Question

which figure below is the graph of $6x - 2y \geq 24$? a graph, b graph, c graph, d graph

Explanation:

Step1: Rewrite the inequality

Start with \(6x - 2y \geq 24\). Solve for \(y\) to get the slope - intercept form (\(y = mx + b\)).
Subtract \(6x\) from both sides: \(-2y\geq - 6x + 24\).
Divide both sides by \(-2\). Remember that when dividing an inequality by a negative number, the direction of the inequality sign changes. So we have \(y\leq3x - 12\).

Step2: Analyze the boundary line

The boundary line is \(y = 3x-12\). The slope \(m = 3\) (positive, so the line should be increasing) and the \(y\) - intercept \(b=- 12\).
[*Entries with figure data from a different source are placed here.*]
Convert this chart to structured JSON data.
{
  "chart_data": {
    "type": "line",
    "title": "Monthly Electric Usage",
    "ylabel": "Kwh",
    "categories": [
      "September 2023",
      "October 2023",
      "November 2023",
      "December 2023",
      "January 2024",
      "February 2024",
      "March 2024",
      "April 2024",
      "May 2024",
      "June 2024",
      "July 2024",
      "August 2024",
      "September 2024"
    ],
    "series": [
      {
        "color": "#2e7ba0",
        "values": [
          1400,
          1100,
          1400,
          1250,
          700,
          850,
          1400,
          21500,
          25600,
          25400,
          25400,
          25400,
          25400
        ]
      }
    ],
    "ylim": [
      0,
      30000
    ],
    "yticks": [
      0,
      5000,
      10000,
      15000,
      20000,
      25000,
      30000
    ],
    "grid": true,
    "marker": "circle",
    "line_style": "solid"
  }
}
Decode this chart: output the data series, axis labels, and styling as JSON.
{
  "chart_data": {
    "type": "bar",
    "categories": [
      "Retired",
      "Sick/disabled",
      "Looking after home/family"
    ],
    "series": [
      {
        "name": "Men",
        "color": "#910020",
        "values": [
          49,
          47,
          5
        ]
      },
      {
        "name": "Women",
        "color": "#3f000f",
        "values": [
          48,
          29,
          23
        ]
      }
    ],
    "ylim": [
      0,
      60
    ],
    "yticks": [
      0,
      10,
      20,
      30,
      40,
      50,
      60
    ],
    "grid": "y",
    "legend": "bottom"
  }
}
To find the \(x\) - intercept, set \(y = 0\):
\(0=3x - 12\), then \(3x=12\), so \(x = 4\). So the line passes through \((4,0)\) and \((0,-12)\).

Step3: Analyze the inequality symbol and shading

Since the inequality is \(y\leq3x - 12\), the shading should be below the line (because \(y\) values are less than or equal to the line's \(y\) values). Also, the boundary line should be solid (because of the \(\geq\) in the original inequality, which we transformed, and the \(\leq\) in the slope - intercept form still indicates a solid line for the boundary).

Now let's analyze the options:

• Option A: The line has a positive slope, and the shading is on the side that would correspond to \(y\leq3x - 12\) (below the line with positive slope). The line passes through points that are consistent with \(y = 3x-12\) (e.g., when \(x = 4\), \(y = 0\); when \(x = 0\), \(y=-12\) which is in the general area of the graph).
• Option B: The line has a negative slope, which does not match the slope of \(3\) for \(y = 3x - 12\), so B is incorrect.
• Option C: The line has a negative slope, which does not match the slope of \(3\) for \(y = 3x - 12\), so C is incorrect.
• Option D: The line has a negative slope (or a slope that is not \(3\)) and the shading direction is wrong, so D is incorrect.

Answer:

A